Searches for Post-Merger Gravitational Waves with CoCoA: Sensitivity Projections Across Large Template Banks for Current and Next-Generation Detectors

TL;DR

This paper evaluates the sensitivity of searches for post-merger gravitational waves from neutron star mergers using the CoCoA algorithm across current and future detectors, aiding in optimizing search strategies.

Contribution

It introduces a Python framework to estimate CoCoA detection horizons for various post-merger waveforms and detector networks, enhancing search planning.

Findings

Framework estimates detection horizons for post-merger signals.

Identifies promising parameter space regions for future searches.

Supports optimizing search sensitivity versus computational cost.

Abstract

The multi-messenger detection of the binary neutron star (NS) merger GW170817 has revolutionized the field of gravitational wave (GW) astronomy.

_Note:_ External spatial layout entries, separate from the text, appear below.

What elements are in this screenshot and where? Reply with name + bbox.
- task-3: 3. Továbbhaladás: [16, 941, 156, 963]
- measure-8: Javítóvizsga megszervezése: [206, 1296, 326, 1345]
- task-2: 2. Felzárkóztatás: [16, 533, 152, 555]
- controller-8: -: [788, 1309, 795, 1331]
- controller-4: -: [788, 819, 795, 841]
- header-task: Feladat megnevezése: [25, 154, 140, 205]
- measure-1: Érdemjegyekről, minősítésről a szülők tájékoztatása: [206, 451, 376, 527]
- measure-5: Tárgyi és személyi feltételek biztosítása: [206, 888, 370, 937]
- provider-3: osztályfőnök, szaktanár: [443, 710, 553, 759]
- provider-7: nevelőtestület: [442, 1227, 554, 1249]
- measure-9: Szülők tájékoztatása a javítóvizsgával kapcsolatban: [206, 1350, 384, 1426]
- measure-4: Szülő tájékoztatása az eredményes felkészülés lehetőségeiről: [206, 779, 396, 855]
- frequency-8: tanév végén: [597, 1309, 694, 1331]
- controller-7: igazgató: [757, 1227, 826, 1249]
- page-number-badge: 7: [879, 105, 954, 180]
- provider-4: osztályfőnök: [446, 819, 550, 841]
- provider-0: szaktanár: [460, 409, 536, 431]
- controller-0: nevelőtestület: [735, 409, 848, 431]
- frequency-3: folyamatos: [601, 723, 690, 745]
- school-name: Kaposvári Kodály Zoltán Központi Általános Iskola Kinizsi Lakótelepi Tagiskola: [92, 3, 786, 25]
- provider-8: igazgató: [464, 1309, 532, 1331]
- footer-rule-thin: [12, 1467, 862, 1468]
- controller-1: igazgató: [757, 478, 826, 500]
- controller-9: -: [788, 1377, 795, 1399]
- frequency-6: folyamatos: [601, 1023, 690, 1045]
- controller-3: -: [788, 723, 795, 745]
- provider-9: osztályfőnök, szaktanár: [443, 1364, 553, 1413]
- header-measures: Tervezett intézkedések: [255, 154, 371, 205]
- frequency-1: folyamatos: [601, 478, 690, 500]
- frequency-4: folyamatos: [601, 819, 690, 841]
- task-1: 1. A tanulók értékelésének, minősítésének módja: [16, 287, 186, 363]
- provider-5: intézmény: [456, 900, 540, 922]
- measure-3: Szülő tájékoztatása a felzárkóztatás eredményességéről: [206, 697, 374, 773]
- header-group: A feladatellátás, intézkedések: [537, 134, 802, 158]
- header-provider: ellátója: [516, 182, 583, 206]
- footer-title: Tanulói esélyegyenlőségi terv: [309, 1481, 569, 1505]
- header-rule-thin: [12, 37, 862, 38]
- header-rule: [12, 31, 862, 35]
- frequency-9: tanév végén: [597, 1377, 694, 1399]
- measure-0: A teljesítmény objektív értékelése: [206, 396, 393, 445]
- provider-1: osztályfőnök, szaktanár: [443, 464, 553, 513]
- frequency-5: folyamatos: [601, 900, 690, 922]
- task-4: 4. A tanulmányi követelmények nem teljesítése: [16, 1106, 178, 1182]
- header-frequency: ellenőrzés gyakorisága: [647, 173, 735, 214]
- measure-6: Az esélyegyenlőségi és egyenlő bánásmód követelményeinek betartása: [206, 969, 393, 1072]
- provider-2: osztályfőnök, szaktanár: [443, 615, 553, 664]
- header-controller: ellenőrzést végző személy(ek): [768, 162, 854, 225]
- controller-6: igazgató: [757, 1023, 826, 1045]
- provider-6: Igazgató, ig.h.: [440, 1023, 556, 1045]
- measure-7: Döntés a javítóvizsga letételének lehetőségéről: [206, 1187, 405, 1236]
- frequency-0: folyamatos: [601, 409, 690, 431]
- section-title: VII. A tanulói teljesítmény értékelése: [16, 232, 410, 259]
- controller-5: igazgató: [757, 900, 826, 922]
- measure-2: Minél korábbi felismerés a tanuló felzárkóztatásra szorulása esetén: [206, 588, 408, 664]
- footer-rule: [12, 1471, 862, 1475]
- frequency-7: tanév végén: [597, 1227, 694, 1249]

However, several important questions remain to be answered. One of these is the nature of the compact remnant leftover by GW170817 (short- or long-lived NS versus black hole). A key goal going forward is to understand the diversity of NS-NS merger remnants, and how such diversity maps onto their viability as gamma-ray burst (GRB) central engines. Here, we present a study aimed at assessing the sensitivity of triggered searches for intermediate-duration, post-merger GWs powered by long-lived GRB remnants using networks of current and future ground-based GW detectors and the Cross-Correlation Algorithm (CoCoA). We develop a Python-based framework to efficiently estimate CoCoA distance horizons for a broad range of post merger secular bar-mode waveforms and for different GW detector networks. This framework can be used to identify the most promising regions of parameter space in which to concentrate search efforts, helping design future search strategies to optimally balance search sensitivity and related parameter space gridding schema against computational cost.